CHRISTOPHER SMITH The Assembly House, Norwich

CHRISTOPHER SMITH

The Assembly House, Norwich

Would it work in an arena performance? This was the question at the start of David Hare's production of Journey's End - a 1928 classic portrayal of the pressures on the officers of an infantry company waiting for a German attack towards the end of the Great War.

This is a play set wholly in a dug-out.

Leaving it means emerging into a world where death can come at any moment. Human beings are caught like rats in a trap.

Now could their sense of claustrophobia be caught on an open stage, with the

audience sitting on all four sides?

The answer was “Yes”. Though there was not a lot of detail except for the uniforms and the awful rations, the psychological passions went up to bursting point while the audience had the uncomfortable sense of eavesdropping on personalities that were always revealing more of their inner depth than they really wanted to.

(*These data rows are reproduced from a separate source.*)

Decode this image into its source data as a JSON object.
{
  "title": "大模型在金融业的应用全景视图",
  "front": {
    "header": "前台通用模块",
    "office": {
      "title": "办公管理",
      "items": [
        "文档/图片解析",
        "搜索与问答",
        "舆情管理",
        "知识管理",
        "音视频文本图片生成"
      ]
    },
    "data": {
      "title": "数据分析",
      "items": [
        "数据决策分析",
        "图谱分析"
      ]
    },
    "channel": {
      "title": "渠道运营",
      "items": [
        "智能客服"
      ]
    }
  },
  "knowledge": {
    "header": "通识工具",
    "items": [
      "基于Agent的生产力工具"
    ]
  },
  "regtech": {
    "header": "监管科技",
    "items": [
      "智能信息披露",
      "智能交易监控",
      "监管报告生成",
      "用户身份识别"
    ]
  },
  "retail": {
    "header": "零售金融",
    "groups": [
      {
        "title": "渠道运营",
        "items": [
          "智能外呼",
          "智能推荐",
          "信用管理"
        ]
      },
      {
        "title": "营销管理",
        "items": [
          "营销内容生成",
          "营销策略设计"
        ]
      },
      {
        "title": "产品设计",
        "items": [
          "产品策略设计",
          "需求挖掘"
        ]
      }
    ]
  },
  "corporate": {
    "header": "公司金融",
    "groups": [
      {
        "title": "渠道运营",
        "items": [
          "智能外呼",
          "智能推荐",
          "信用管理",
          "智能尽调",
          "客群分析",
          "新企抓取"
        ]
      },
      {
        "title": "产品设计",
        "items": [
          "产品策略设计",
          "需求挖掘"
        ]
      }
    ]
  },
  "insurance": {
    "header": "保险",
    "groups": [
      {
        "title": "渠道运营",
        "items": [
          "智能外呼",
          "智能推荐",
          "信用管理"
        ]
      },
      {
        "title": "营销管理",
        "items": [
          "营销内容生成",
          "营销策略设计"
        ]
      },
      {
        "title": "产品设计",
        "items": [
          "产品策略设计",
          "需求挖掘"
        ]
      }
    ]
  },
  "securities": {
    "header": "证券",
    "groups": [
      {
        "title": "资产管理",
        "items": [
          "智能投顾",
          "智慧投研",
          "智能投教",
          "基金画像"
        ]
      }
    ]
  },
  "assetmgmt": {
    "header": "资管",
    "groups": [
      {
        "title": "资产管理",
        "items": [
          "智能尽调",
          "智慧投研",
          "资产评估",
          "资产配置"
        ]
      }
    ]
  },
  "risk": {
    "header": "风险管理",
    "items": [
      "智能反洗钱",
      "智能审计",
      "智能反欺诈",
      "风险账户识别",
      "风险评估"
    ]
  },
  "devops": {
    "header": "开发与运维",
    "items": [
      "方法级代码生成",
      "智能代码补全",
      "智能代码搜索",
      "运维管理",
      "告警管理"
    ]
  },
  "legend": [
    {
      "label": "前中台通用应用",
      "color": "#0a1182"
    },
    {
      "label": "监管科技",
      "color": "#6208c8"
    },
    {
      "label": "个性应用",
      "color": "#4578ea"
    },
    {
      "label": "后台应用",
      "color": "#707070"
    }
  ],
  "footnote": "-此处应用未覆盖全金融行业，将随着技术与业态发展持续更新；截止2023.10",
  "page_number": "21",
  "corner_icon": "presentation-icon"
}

Gareth Stewardson is a hero whose feet are turning to clay, with a touch of the bully in him as he tries to deny what is happening. David Ivins is the embodiment of kindly experience, in contrast to the callow youth of Tom Hopkins. Kevin Oelrichs is the colonel, with a stiff manner though not perhaps a stiff upper lip, while Robin Saunders adds a touch of humour as the indomitable mess orderly.

On occasion, contrivance and melodrama belong a little too much to a period in drama that is past, and some of the language - funk, awfully decent and Boches - seems very mannered nowadays.

But the insights that come across are convincing and the play still presents a persuasive picture of war and the horrors of war, with wounds that are no less grievous when they are psychological.